Sticking to their plan

The staff editorial is the majority opinion of the editorial board of The Murray State News.

It is no secret in western Kentucky how much better off the city of Murray is because of the University. Many other towns would be glad to have an institution bringing in jobs, higher education and businesses. It’s a hands down vote.

But recently there has been a move in the local city government trying to jeopardize this relationship. The city is toying with the idea of making students pay the $50 sticker fee city residents and workers are already required to pay. This would not be a substitute, but anadd on to the fee many students already for their parking passes.
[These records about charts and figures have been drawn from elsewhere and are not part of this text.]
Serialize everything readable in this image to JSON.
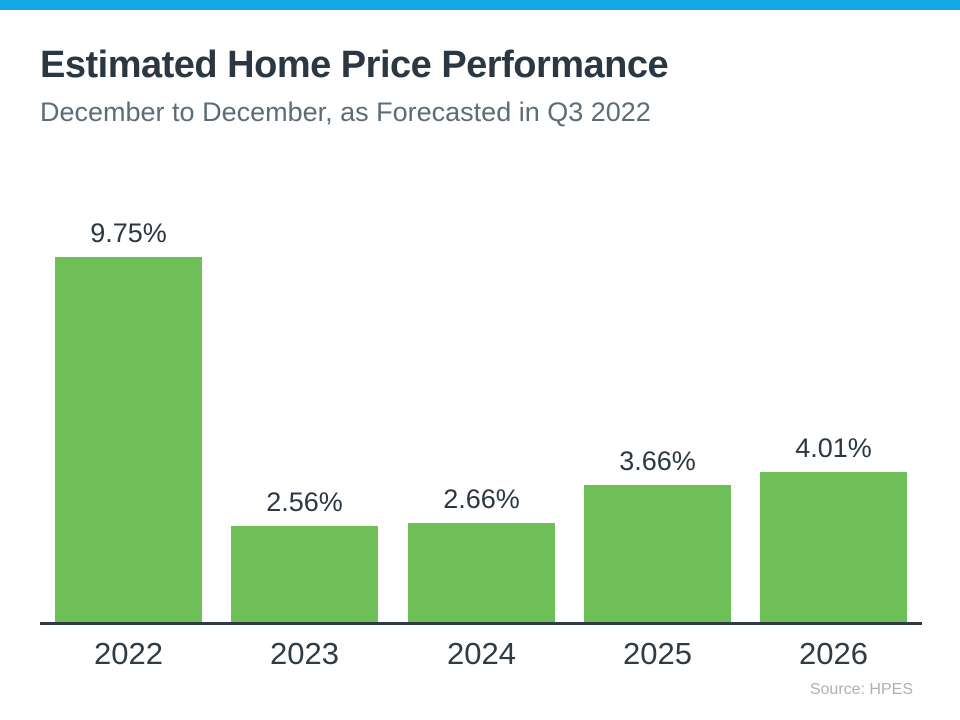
{
  "page": {
    "background": "#ffffff",
    "accent_bar_color": "#15a9e8"
  },
  "header": {
    "title": "Estimated Home Price Performance",
    "subtitle": "December to December, as Forecasted in Q3 2022"
  },
  "chart_data": {
    "type": "bar",
    "title": "Estimated Home Price Performance",
    "subtitle": "December to December, as Forecasted in Q3 2022",
    "categories": [
      "2022",
      "2023",
      "2024",
      "2025",
      "2026"
    ],
    "values": [
      9.75,
      2.56,
      2.66,
      3.66,
      4.01
    ],
    "value_labels": [
      "9.75%",
      "2.56%",
      "2.66%",
      "3.66%",
      "4.01%"
    ],
    "xlabel": "",
    "ylabel": "",
    "ylim": [
      0,
      10.5
    ],
    "grid": false,
    "legend": false,
    "bar_color": "#6fbf59",
    "axis_line_color": "#2e3a44"
  },
  "footer": {
    "source": "Source: HPES"
  }
}
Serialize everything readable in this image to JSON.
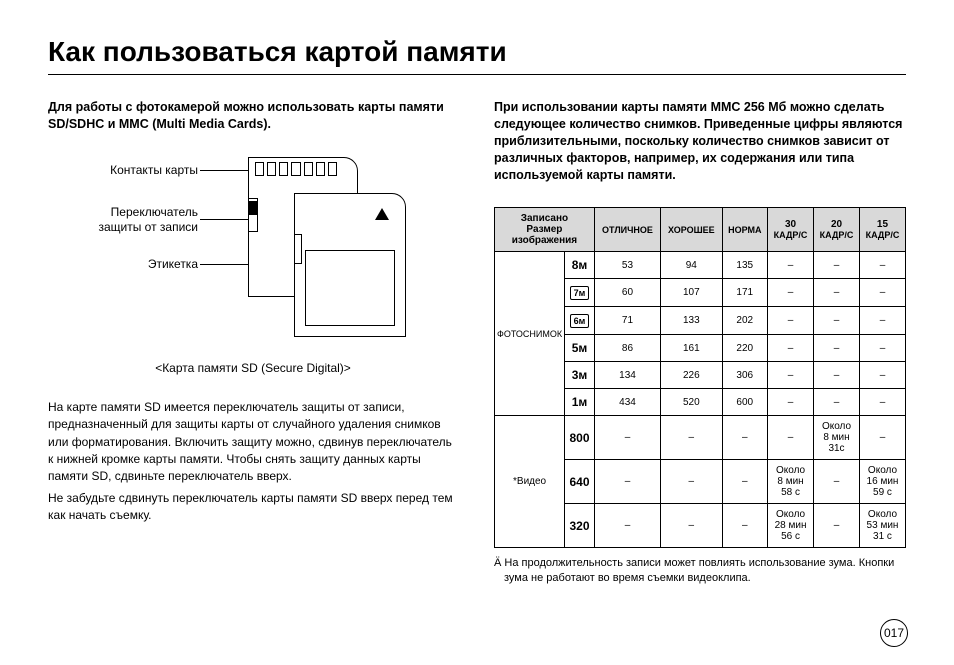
{
  "title": "Как пользоваться картой памяти",
  "left": {
    "intro": "Для работы с фотокамерой можно использовать карты памяти SD/SDHC и MMC (Multi Media Cards).",
    "labels": {
      "contacts": "Контакты карты",
      "switch_l1": "Переключатель",
      "switch_l2": "защиты от записи",
      "sticker": "Этикетка"
    },
    "caption": "<Карта памяти SD (Secure Digital)>",
    "para1": "На карте памяти SD имеется переключатель защиты от записи, предназначенный для защиты карты от случайного удаления снимков или форматирования. Включить защиту можно, сдвинув переключатель к нижней кромке карты памяти. Чтобы снять защиту данных карты памяти SD, сдвиньте переключатель вверх.",
    "para2": "Не забудьте сдвинуть переключатель карты памяти SD вверх перед тем как начать съемку."
  },
  "right": {
    "intro": "При использовании карты памяти MMC 256 Мб можно сделать следующее количество снимков. Приведенные цифры являются приблизительными, поскольку количество снимков зависит от различных факторов, например, их содержания или типа используемой карты памяти.",
    "head": {
      "corner_l1": "Записано",
      "corner_l2": "Размер",
      "corner_l3": "изображения",
      "c1": "ОТЛИЧНОЕ",
      "c2": "ХОРОШЕЕ",
      "c3": "НОРМА",
      "c4a": "30",
      "c4b": "КАДР/С",
      "c5a": "20",
      "c5b": "КАДР/С",
      "c6a": "15",
      "c6b": "КАДР/С"
    },
    "photo_label": "ФОТОСНИМОК",
    "video_label": "*Видео",
    "photo_rows": [
      {
        "size": "8ᴍ",
        "v": [
          "53",
          "94",
          "135",
          "–",
          "–",
          "–"
        ]
      },
      {
        "size": "7ᴍ",
        "boxed": true,
        "v": [
          "60",
          "107",
          "171",
          "–",
          "–",
          "–"
        ]
      },
      {
        "size": "6ᴍ",
        "boxed": true,
        "v": [
          "71",
          "133",
          "202",
          "–",
          "–",
          "–"
        ]
      },
      {
        "size": "5ᴍ",
        "v": [
          "86",
          "161",
          "220",
          "–",
          "–",
          "–"
        ]
      },
      {
        "size": "3ᴍ",
        "v": [
          "134",
          "226",
          "306",
          "–",
          "–",
          "–"
        ]
      },
      {
        "size": "1ᴍ",
        "v": [
          "434",
          "520",
          "600",
          "–",
          "–",
          "–"
        ]
      }
    ],
    "video_rows": [
      {
        "size": "800",
        "v": [
          "–",
          "–",
          "–",
          "–",
          "Около\n8 мин\n31c",
          "–"
        ]
      },
      {
        "size": "640",
        "v": [
          "–",
          "–",
          "–",
          "Около\n8 мин\n58 c",
          "–",
          "Около\n16 мин\n59 c"
        ]
      },
      {
        "size": "320",
        "v": [
          "–",
          "–",
          "–",
          "Около\n28 мин\n56 c",
          "–",
          "Около\n53 мин\n31 c"
        ]
      }
    ],
    "footnote": "Ä На продолжительность записи может повлиять использование зума. Кнопки зума не работают во время съемки видеоклипа."
  },
  "page": "017"
}
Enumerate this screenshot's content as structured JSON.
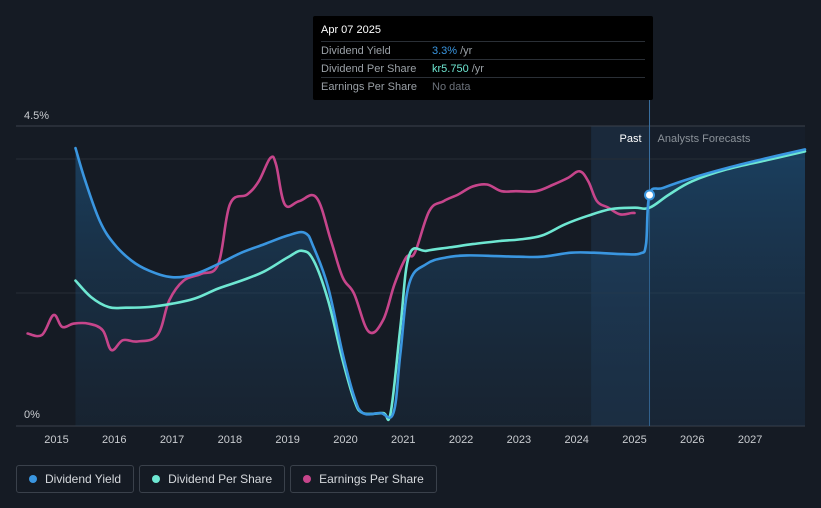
{
  "tooltip": {
    "date": "Apr 07 2025",
    "rows": [
      {
        "label": "Dividend Yield",
        "value": "3.3%",
        "unit": "/yr",
        "color": "#3a96e0"
      },
      {
        "label": "Dividend Per Share",
        "value": "kr5.750",
        "unit": "/yr",
        "color": "#6ee7d2"
      },
      {
        "label": "Earnings Per Share",
        "value": "No data",
        "unit": "",
        "color": "#6b717a"
      }
    ]
  },
  "chart_data": {
    "type": "line",
    "title": "",
    "xlabel": "",
    "ylabel": "",
    "x_ticks": [
      "2015",
      "2016",
      "2017",
      "2018",
      "2019",
      "2020",
      "2021",
      "2022",
      "2023",
      "2024",
      "2025",
      "2026",
      "2027"
    ],
    "y_ticks": [
      {
        "value": 0,
        "label": "0%"
      },
      {
        "value": 4.5,
        "label": "4.5%"
      }
    ],
    "xlim": [
      2014.3,
      2027.95
    ],
    "ylim": [
      -0.2,
      4.5
    ],
    "past_label": "Past",
    "forecast_label": "Analysts Forecasts",
    "past_band_start": 2024.25,
    "current_x": 2025.26,
    "series": [
      {
        "name": "Dividend Yield",
        "color": "#3a96e0",
        "fill": true,
        "points": [
          [
            2015.33,
            4.0
          ],
          [
            2015.5,
            3.5
          ],
          [
            2015.75,
            2.9
          ],
          [
            2016.0,
            2.55
          ],
          [
            2016.3,
            2.3
          ],
          [
            2016.6,
            2.15
          ],
          [
            2017.0,
            2.05
          ],
          [
            2017.4,
            2.1
          ],
          [
            2017.8,
            2.25
          ],
          [
            2018.2,
            2.42
          ],
          [
            2018.6,
            2.55
          ],
          [
            2019.0,
            2.68
          ],
          [
            2019.3,
            2.72
          ],
          [
            2019.45,
            2.5
          ],
          [
            2019.7,
            1.9
          ],
          [
            2019.95,
            0.9
          ],
          [
            2020.15,
            0.25
          ],
          [
            2020.3,
            0.0
          ],
          [
            2020.6,
            0.0
          ],
          [
            2020.83,
            0.0
          ],
          [
            2020.95,
            0.9
          ],
          [
            2021.1,
            1.95
          ],
          [
            2021.4,
            2.25
          ],
          [
            2021.75,
            2.35
          ],
          [
            2022.1,
            2.38
          ],
          [
            2022.6,
            2.37
          ],
          [
            2023.0,
            2.36
          ],
          [
            2023.4,
            2.36
          ],
          [
            2023.9,
            2.42
          ],
          [
            2024.3,
            2.42
          ],
          [
            2024.8,
            2.4
          ],
          [
            2025.1,
            2.41
          ],
          [
            2025.2,
            2.55
          ],
          [
            2025.26,
            3.3
          ],
          [
            2025.5,
            3.4
          ],
          [
            2026.0,
            3.55
          ],
          [
            2026.6,
            3.7
          ],
          [
            2027.3,
            3.85
          ],
          [
            2027.95,
            3.98
          ]
        ]
      },
      {
        "name": "Dividend Per Share",
        "color": "#6ee7d2",
        "fill": false,
        "points": [
          [
            2015.33,
            2.0
          ],
          [
            2015.6,
            1.75
          ],
          [
            2015.9,
            1.6
          ],
          [
            2016.2,
            1.59
          ],
          [
            2016.6,
            1.6
          ],
          [
            2017.0,
            1.65
          ],
          [
            2017.4,
            1.73
          ],
          [
            2017.8,
            1.88
          ],
          [
            2018.2,
            2.0
          ],
          [
            2018.6,
            2.14
          ],
          [
            2019.0,
            2.35
          ],
          [
            2019.25,
            2.45
          ],
          [
            2019.45,
            2.3
          ],
          [
            2019.7,
            1.7
          ],
          [
            2019.95,
            0.8
          ],
          [
            2020.15,
            0.2
          ],
          [
            2020.3,
            0.0
          ],
          [
            2020.65,
            0.0
          ],
          [
            2020.78,
            0.0
          ],
          [
            2020.95,
            1.3
          ],
          [
            2021.1,
            2.38
          ],
          [
            2021.4,
            2.45
          ],
          [
            2021.8,
            2.5
          ],
          [
            2022.2,
            2.55
          ],
          [
            2022.7,
            2.6
          ],
          [
            2023.0,
            2.62
          ],
          [
            2023.4,
            2.68
          ],
          [
            2023.8,
            2.85
          ],
          [
            2024.2,
            2.98
          ],
          [
            2024.6,
            3.08
          ],
          [
            2025.0,
            3.1
          ],
          [
            2025.26,
            3.1
          ],
          [
            2025.6,
            3.3
          ],
          [
            2026.0,
            3.5
          ],
          [
            2026.6,
            3.68
          ],
          [
            2027.3,
            3.82
          ],
          [
            2027.95,
            3.95
          ]
        ]
      },
      {
        "name": "Earnings Per Share",
        "color": "#c6458b",
        "fill": false,
        "points": [
          [
            2014.5,
            1.2
          ],
          [
            2014.75,
            1.18
          ],
          [
            2014.95,
            1.48
          ],
          [
            2015.1,
            1.3
          ],
          [
            2015.3,
            1.35
          ],
          [
            2015.55,
            1.35
          ],
          [
            2015.8,
            1.25
          ],
          [
            2015.95,
            0.95
          ],
          [
            2016.15,
            1.1
          ],
          [
            2016.4,
            1.08
          ],
          [
            2016.75,
            1.18
          ],
          [
            2016.95,
            1.7
          ],
          [
            2017.2,
            2.0
          ],
          [
            2017.5,
            2.1
          ],
          [
            2017.8,
            2.25
          ],
          [
            2018.0,
            3.15
          ],
          [
            2018.3,
            3.3
          ],
          [
            2018.5,
            3.5
          ],
          [
            2018.7,
            3.85
          ],
          [
            2018.8,
            3.75
          ],
          [
            2018.95,
            3.15
          ],
          [
            2019.2,
            3.2
          ],
          [
            2019.5,
            3.25
          ],
          [
            2019.75,
            2.6
          ],
          [
            2019.95,
            2.05
          ],
          [
            2020.15,
            1.8
          ],
          [
            2020.4,
            1.23
          ],
          [
            2020.65,
            1.4
          ],
          [
            2020.85,
            1.95
          ],
          [
            2021.05,
            2.35
          ],
          [
            2021.2,
            2.42
          ],
          [
            2021.45,
            3.05
          ],
          [
            2021.7,
            3.2
          ],
          [
            2021.95,
            3.3
          ],
          [
            2022.2,
            3.42
          ],
          [
            2022.45,
            3.45
          ],
          [
            2022.7,
            3.35
          ],
          [
            2022.95,
            3.35
          ],
          [
            2023.3,
            3.35
          ],
          [
            2023.6,
            3.45
          ],
          [
            2023.85,
            3.55
          ],
          [
            2024.05,
            3.65
          ],
          [
            2024.2,
            3.5
          ],
          [
            2024.35,
            3.2
          ],
          [
            2024.55,
            3.1
          ],
          [
            2024.75,
            3.0
          ],
          [
            2024.95,
            3.02
          ],
          [
            2025.0,
            3.02
          ]
        ]
      }
    ]
  },
  "legend": [
    {
      "label": "Dividend Yield",
      "color": "#3a96e0"
    },
    {
      "label": "Dividend Per Share",
      "color": "#6ee7d2"
    },
    {
      "label": "Earnings Per Share",
      "color": "#c6458b"
    }
  ]
}
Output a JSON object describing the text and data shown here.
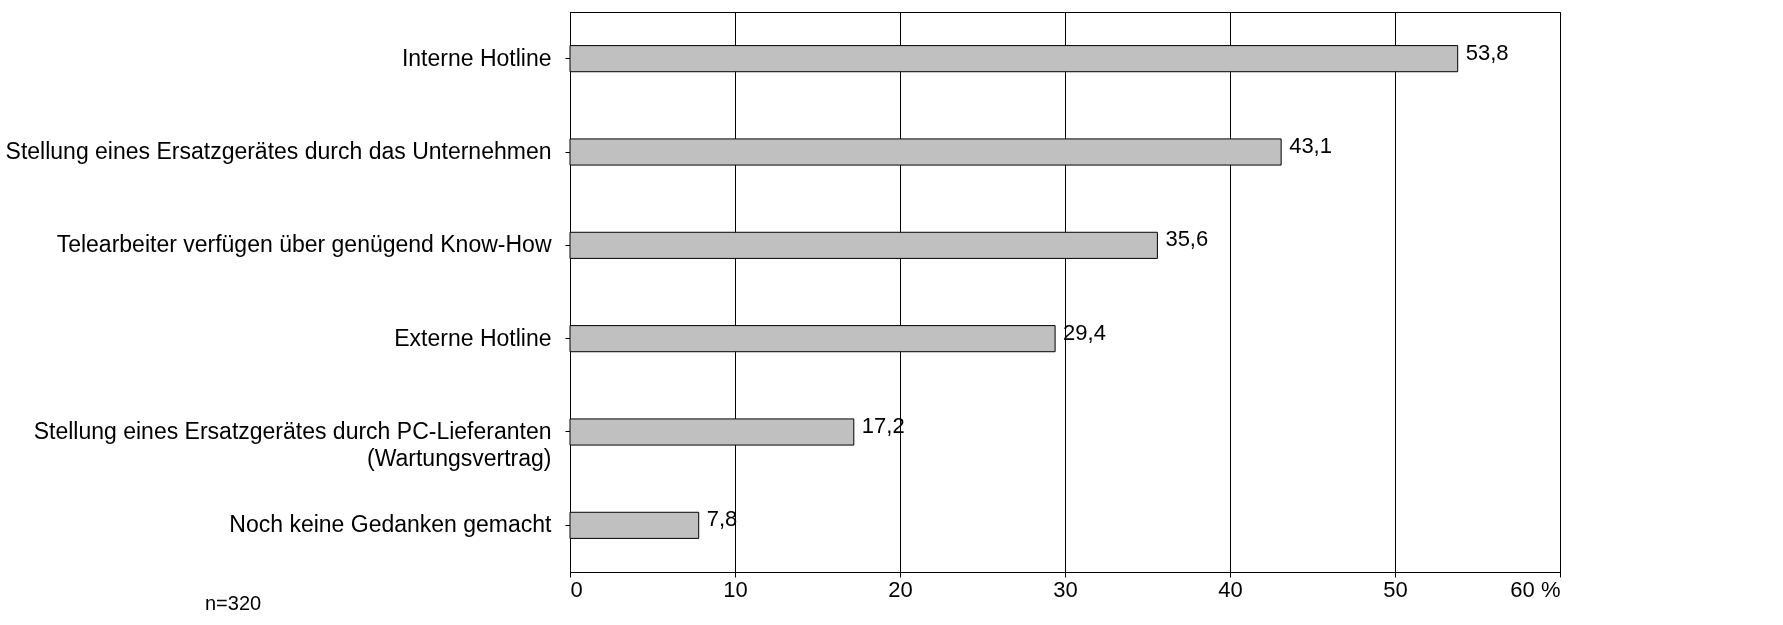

Such a fee would increase the size and revenue of the city well into six digit figures. In the short term this may seem like a good idea. The city has more money to spend on community projects and initiatives and so more people enjoy the city and might want to send their children to the University. Sounds simple and easy, right?

Realistically this plan has the potential to do more harm than good. Students bring plenty of revenue to Murray. We buy gas, eat out, shop for groceries and spend our money all over this town.

This tax on students is a sad attempt by some city officials to take advantage of college students who are already trying to pay for a decent education.

Of course, the idea of a reduced rate was discussed but is not legally possible.

Mark Welch, director of community relations, said a subcommittee tried to find ways to ease the burden on students if the plan passed. But after the legal roadblock, Welch said the University considered the matter over. Apparently it is not, and the city is still looking for a way to get into student checkbooks.

Welch said the real problem with making students buy the stickers is the city’s plan on implementation.

“The way the law is now, I don’t think they can enforce that really,” Welch said. “Any student who works or is a legal resident of Murray, they don’t have anyway of enforcing that. So they’re like ‘Well, we’ll just make everyone buy it.’ Then any car who doesn’t have one, they can ticket it.”

It seems the city is trying to pull a fast one on the students here. There is the argument of economic downturn and austere spending. But with tuition costs already rising and state cutbacks into higher education the University is having a hard enough time trying to stay the low-cost alternative it has been in the past. The last nail in the financial coffin for many current and prospective students would be an extra fee from the a city they don’t even live in.